The tank is currently at the Warren DPW but when all the necessary DEM and CRMC permits are in, it will be installed along the south side of the Warren Town Wharf, pointing perpendicular to the Warren River behind Trafford’s. A normal swimming pool pump will be used to draw in water, and the waiting will begin.
Mr. Cabral, who worked at DEM for years, said permitting should be wrapped up by next month, and provisions are being made to help find volunteers to clean the tanks, which must be done three times a week. Shellfishermen and others have agreed to help spread the oysters when they’re large enough.
Though he doesn’t know how many will take, Dr. Leavitt said the oysters will likely be spread in late October, after the bay has started cooling. That will help keep them safe from crab and tautog predation heading into the winter.
“We’re very hopeful” that a lot will take, he said.
Education
Apart from the chance to help restore a historic fishery, those behind the project say they’re excited for the educational opportunities it presents.
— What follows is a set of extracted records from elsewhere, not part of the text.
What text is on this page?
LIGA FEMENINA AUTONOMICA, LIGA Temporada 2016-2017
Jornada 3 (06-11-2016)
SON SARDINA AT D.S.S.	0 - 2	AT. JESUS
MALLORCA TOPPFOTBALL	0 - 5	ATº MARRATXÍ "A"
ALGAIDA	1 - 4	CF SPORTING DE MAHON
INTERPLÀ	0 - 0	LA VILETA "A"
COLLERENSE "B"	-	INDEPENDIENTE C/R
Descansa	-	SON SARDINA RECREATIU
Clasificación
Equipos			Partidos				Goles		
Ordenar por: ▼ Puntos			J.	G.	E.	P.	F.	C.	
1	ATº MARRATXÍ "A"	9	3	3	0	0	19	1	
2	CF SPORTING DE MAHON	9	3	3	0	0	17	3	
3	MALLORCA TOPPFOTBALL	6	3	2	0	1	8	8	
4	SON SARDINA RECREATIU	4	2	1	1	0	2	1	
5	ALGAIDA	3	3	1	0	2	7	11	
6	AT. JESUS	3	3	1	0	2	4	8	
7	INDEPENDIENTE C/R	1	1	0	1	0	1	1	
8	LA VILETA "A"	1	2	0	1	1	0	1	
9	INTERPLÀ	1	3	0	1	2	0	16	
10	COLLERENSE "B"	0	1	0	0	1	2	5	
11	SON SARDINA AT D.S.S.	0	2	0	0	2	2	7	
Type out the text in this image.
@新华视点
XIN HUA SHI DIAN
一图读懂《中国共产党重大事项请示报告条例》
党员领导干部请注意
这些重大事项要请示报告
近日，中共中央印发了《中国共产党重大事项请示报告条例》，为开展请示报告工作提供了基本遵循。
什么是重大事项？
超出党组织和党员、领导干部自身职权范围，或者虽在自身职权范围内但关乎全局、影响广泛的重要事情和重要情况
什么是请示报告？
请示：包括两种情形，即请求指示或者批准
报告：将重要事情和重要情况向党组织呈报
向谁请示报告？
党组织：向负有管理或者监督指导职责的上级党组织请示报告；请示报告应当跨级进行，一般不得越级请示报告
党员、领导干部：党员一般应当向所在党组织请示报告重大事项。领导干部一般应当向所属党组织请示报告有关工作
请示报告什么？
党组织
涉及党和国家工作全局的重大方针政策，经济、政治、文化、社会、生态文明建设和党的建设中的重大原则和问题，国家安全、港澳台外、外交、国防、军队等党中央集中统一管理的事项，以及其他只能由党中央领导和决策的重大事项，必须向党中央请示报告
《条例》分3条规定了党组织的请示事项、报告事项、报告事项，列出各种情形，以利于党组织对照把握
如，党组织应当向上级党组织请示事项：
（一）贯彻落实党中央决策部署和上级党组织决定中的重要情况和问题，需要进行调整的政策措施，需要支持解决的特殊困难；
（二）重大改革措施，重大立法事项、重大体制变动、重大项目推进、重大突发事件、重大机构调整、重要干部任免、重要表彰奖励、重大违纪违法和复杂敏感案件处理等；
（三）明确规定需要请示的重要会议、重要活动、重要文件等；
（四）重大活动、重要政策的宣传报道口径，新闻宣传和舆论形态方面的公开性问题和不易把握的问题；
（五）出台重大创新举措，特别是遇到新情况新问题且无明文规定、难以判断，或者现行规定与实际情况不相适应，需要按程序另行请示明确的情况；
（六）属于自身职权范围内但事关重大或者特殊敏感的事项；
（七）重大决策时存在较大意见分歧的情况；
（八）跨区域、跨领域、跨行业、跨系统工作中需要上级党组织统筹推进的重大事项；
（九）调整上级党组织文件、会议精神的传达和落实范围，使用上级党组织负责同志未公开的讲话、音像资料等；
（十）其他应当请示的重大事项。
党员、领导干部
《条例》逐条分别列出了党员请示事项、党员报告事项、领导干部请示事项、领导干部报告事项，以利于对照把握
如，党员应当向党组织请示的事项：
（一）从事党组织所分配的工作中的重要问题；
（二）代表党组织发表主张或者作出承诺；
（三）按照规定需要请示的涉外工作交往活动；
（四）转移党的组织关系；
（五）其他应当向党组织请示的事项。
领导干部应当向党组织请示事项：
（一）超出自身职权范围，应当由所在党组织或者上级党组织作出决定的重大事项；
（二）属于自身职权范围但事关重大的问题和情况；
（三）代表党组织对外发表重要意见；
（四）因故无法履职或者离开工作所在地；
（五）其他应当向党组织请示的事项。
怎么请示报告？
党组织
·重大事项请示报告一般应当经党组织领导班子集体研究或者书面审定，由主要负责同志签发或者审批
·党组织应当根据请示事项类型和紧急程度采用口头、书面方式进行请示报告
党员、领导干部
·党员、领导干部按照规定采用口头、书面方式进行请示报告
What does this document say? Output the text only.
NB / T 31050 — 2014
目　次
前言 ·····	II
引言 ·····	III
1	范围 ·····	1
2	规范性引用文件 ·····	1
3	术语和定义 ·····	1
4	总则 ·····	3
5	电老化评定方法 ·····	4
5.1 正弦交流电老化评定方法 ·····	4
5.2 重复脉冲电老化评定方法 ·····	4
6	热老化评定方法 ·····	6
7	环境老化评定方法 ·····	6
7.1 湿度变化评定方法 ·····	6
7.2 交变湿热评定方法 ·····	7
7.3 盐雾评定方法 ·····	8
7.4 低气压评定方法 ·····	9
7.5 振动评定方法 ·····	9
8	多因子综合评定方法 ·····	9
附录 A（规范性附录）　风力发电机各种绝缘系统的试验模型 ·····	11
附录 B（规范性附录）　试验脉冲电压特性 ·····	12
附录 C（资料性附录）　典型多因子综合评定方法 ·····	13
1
Mr. Kemp said he wants to bring local schoolchildren down to the upweller tank to see the seed oysters firsthand. They’ll learn about biology, the miracle of Narragansett Bay and traditional ways of life, he said, and he can’t wait to see the response.
“This is perfect for the schools, for local youth organizations, Scouting,” he said. “This is a huge opportunity. A large component of this is education. If you don’t teach the younger generation to fish and dig clams, they’re going to think the only place to get them is the grocery store.”